A new social robotics workshop will introduce core concepts of robotics, enable K-12 students to see the link between form and function, and program simple, interactive social behaviors using appropriate robotic platforms.

ALBANY, N.Y. (April 22, 2010) -- University at Albany researchers Jennifer Goodall, College of Computing and Information Technology, and Nick Webb, Institute for Informatics, Logics and Security Studies, are developing a workshop to introduce students to the future roles of robots in our society and create excitement about the possibilities of working with technology.The workshop will be supported by $15,000 from the National Center for Women & Information Technology’s Academic Alliance Seed Fund, which provides universities with start-up funds to develop and implement initiatives for recruiting and retaining women in computer science and information technology fields.
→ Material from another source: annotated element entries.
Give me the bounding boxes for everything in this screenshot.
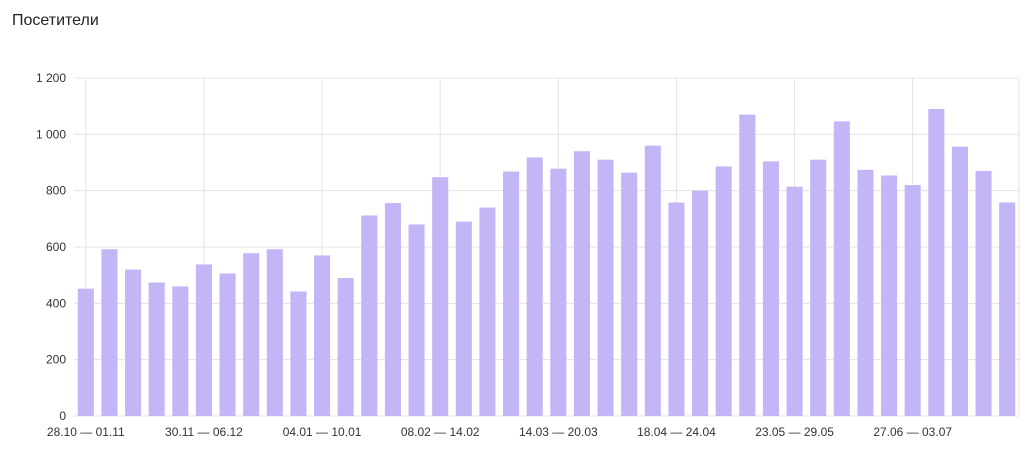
- x-tick-label: 23.05 — 29.05: [755, 425, 834, 439]
- bar[interactable]: [243, 253, 260, 416]
- bar[interactable]: [77, 288, 94, 416]
- bars: [77, 108, 1016, 417]
- bar[interactable]: [526, 157, 543, 416]
- bar[interactable]: [101, 249, 118, 416]
- x-tick-label: 08.02 — 14.02: [401, 425, 480, 439]
- y-axis-labels: 0 200 400 600 800 1 000 1 200: [36, 71, 66, 423]
- bar[interactable]: [503, 171, 520, 416]
- bar[interactable]: [786, 186, 803, 416]
- x-tick-label: 18.04 — 24.04: [637, 425, 716, 439]
- bar[interactable]: [314, 255, 331, 416]
- bar[interactable]: [573, 151, 590, 416]
- bar[interactable]: [172, 286, 189, 416]
- bar[interactable]: [290, 291, 307, 416]
- bar[interactable]: [266, 249, 283, 416]
- bar[interactable]: [951, 146, 968, 416]
- bar[interactable]: [928, 108, 945, 416]
- bar[interactable]: [361, 215, 378, 416]
- bar[interactable]: [479, 207, 496, 416]
- y-tick-label: 200: [46, 353, 66, 367]
- y-tick-label: 400: [46, 296, 66, 310]
- bar[interactable]: [975, 170, 992, 416]
- bar[interactable]: [219, 273, 236, 416]
- bar[interactable]: [999, 202, 1016, 416]
- y-tick-label: 0: [59, 409, 66, 423]
- bar[interactable]: [881, 175, 898, 416]
- bar[interactable]: [857, 169, 874, 416]
- y-tick-label: 1 000: [36, 127, 66, 141]
- bar[interactable]: [715, 166, 732, 416]
- x-tick-label: 28.10 — 01.11: [47, 425, 125, 439]
- grid-lines: [74, 77, 1020, 417]
- bar[interactable]: [810, 159, 827, 416]
- bar[interactable]: [668, 202, 685, 416]
- bar[interactable]: [621, 172, 638, 416]
- x-tick-label: 30.11 — 06.12: [165, 425, 243, 439]
- bar[interactable]: [550, 168, 567, 416]
- x-tick-label: 04.01 — 10.01: [283, 425, 362, 439]
- y-tick-label: 1 200: [36, 71, 66, 85]
- bar[interactable]: [384, 203, 401, 416]
- bar[interactable]: [833, 121, 850, 417]
- y-tick-label: 600: [46, 240, 66, 254]
- bar[interactable]: [739, 114, 756, 416]
- bar[interactable]: [148, 282, 165, 416]
- bar[interactable]: [644, 145, 661, 416]
- bar[interactable]: [408, 224, 425, 416]
- bar[interactable]: [125, 269, 142, 416]
- bar[interactable]: [762, 161, 779, 416]
- bar[interactable]: [337, 277, 354, 416]
- bar[interactable]: [195, 264, 212, 416]
- bar[interactable]: [692, 190, 709, 416]
- x-tick-label: 27.06 — 03.07: [873, 425, 952, 439]
- bar[interactable]: [904, 185, 921, 416]
- x-tick-label: 14.03 — 20.03: [519, 425, 598, 439]
- bar[interactable]: [432, 177, 449, 416]
- chart-title: Посетители: [12, 12, 99, 29]
- y-tick-label: 800: [46, 184, 66, 198]
- bar[interactable]: [455, 221, 472, 416]
- x-axis-labels: 28.10 — 01.11 30.11 — 06.12 04.01 — 10.01 0…: [47, 425, 952, 439]
- bar[interactable]: [597, 159, 614, 416]
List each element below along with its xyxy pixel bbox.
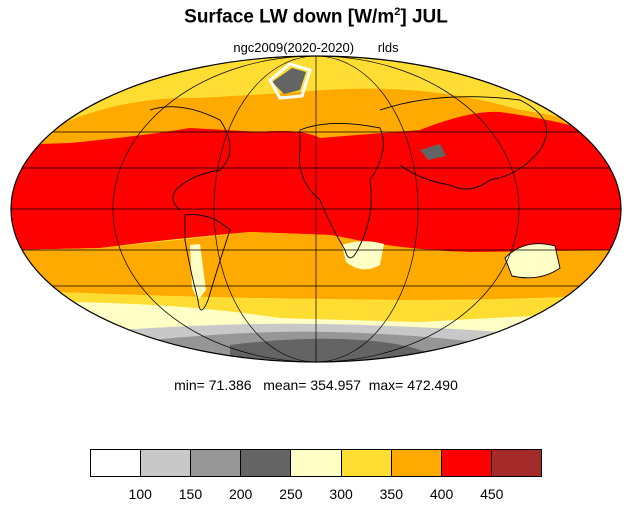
legend-box-7	[441, 450, 492, 476]
map-greenland	[272, 68, 306, 94]
stats-line: min= 71.386 mean= 354.957 max= 472.490	[174, 377, 458, 393]
run-label: ngc2009(2020-2020)	[233, 40, 355, 55]
map-south-orange-band	[11, 232, 621, 300]
legend-ticks: 100 150 200 250 300 350 400 450	[90, 486, 542, 502]
world-map	[10, 55, 622, 363]
legend-box-6	[391, 450, 442, 476]
legend-box-2	[191, 450, 242, 476]
legend-box-0	[91, 450, 142, 476]
legend-tick-label: 450	[480, 486, 504, 502]
map-subtitle: ngc2009(2020-2020) rlds	[0, 40, 632, 55]
map-tropical-red-band	[11, 111, 621, 254]
graticule	[11, 56, 621, 362]
map-australia	[505, 243, 560, 278]
legend-tick-label: 150	[178, 486, 203, 502]
map-antarctica-dark	[230, 338, 440, 362]
variable-label: rlds	[377, 40, 399, 55]
min-value: 71.386	[208, 377, 252, 393]
legend-box-1	[141, 450, 192, 476]
map-title: Surface LW down [W/m2] JUL	[184, 6, 448, 28]
legend-box-4	[291, 450, 342, 476]
map-tibet	[420, 144, 446, 160]
legend-tick-label: 400	[429, 486, 454, 502]
max-value: 472.490	[407, 377, 458, 393]
legend-tick-label: 200	[228, 486, 253, 502]
legend-tick-label: 350	[379, 486, 404, 502]
globe-outline	[10, 55, 622, 363]
coastlines	[149, 96, 561, 311]
legend-box-8	[491, 450, 541, 476]
legend-tick-label: 250	[279, 486, 303, 502]
legend-box-5	[341, 450, 392, 476]
color-legend	[90, 449, 542, 477]
legend-tick-label: 300	[329, 486, 353, 502]
legend-box-3	[241, 450, 292, 476]
map-greenland-edge	[268, 62, 312, 100]
map-south-africa	[342, 241, 384, 270]
mean-value: 354.957	[310, 377, 361, 393]
legend-tick-label: 100	[128, 486, 152, 502]
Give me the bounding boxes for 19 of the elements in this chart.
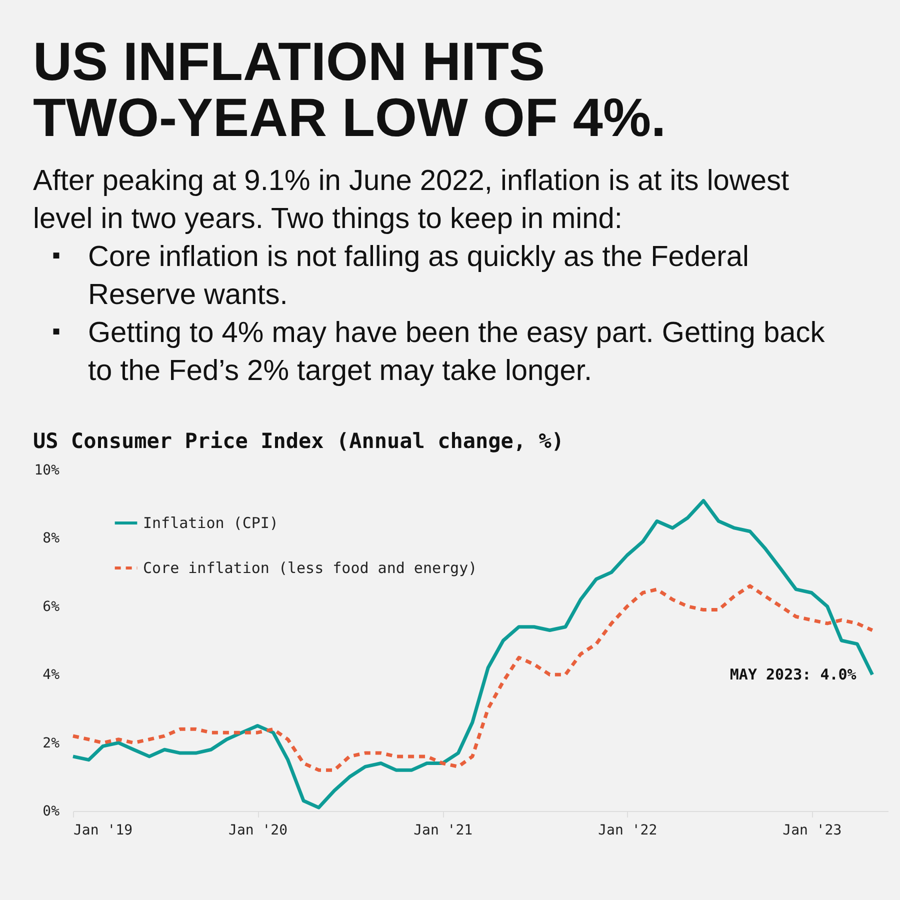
y-tick-label: 8%	[42, 530, 60, 547]
y-axis-title: US Consumer Price Index (Annual change, %)	[33, 429, 564, 453]
x-tick-label: Jan '22	[598, 822, 658, 838]
line-series	[71, 498, 874, 810]
chart-subtitle: After peaking at 9.1% in June 2022, inflation is at its lowest level in two years. Two things to keep in mind: ▪ Core inflation is not falling as quickly as the Federal Reserve wants. ▪ Getting to 4% may have been the easy part. Getting back to the Fed’s 2% target may take longer.	[33, 165, 826, 387]
y-tick-label: 4%	[42, 667, 60, 684]
y-tick-label: 2%	[42, 735, 60, 752]
legend-label: Inflation (CPI)	[143, 514, 278, 532]
x-tick-label: Jan '23	[782, 822, 842, 838]
line-series	[71, 584, 874, 772]
x-tick-label: Jan '19	[74, 822, 133, 838]
legend-label: Core inflation (less food and energy)	[143, 559, 478, 577]
y-tick-label: 6%	[42, 598, 60, 615]
y-tick-label: 0%	[42, 804, 60, 820]
y-tick-label: 10%	[34, 462, 60, 478]
x-tick-label: Jan '20	[228, 822, 288, 838]
x-tick-label: Jan '21	[414, 822, 473, 838]
annotation: MAY 2023: 4.0%	[730, 666, 856, 684]
chart-title: US INFLATION HITS TWO-YEAR LOW OF 4%.	[33, 32, 666, 148]
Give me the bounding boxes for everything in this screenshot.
This project will develop a workshop focusing on some of the fundamentals of robotics -- how they "sense" the environment, how they "plan" what to do and how to carry out "actions” -- and aspects of social interaction. The workshop will introduce core concepts of robotics, enable students to see the link between form and function, and program simple, interactive social behaviors using appropriate robotic platforms.
Robots provide a stimulating mechanism to explore core computer science and engineering principles. A range of prior research indicates that robots can be an effective educational tool for teaching, for example, programming. However, what is often missing is a connection to real research and future applications, the kinds of things that can motivate students to learn and explore more about computer science, robotics and engineering at the undergraduate and graduate level.
“Exercises using these software platforms will allow students of a range of ages and backgrounds to try simple, social robotic experiments, such as talking, indicating primitive emotions and simple vision exercises,” said Goodall, director of the UAlbany College of Computing and Information Women in Technology program. “With this workshop, we believe we will spark the interest of tomorrow’s technologists and raise interest in how robots will be part of our world.”

This project also supports ongoing outreach at CCI to improve the climate for women in undergraduate programs and other efforts, including the Junior FIRST Lego League Expo, which teams CCI students with 6- to 9-year-old girls and boys from area schools to develop Lego-based projects.

NCWIT is a national coalition of over 170 prominent corporations, academic institutions, government agencies, and non-profits working to strengthen the computing workforce and cultivate technology innovation by increasing the participation of women. NCWIT’s work connects efforts to increase women’s participation in technology along the entire pipeline, from K-12 and higher education through industry, academic, and entrepreneurial careers.

The NCWIT Academic Alliance brings together more than 90 representatives from computer science and IT departments at colleges and universities across the country – spanning research universities, community colleges, women’s colleges, and minority-serving institutions – to work towards gender equity, diversity, and institutional change in computing higher education.

About The College of Computing and Information
The College of Computing and Information (CCI) at the University at Albany is headquartered on the Harriman Research and Technology Park. We prepare UAlbany students to succeed in the information-rich world they will inhabit, and through our research we help create that world. At the College of Computing and Information (CCI), we believe in "Empowering People through Information."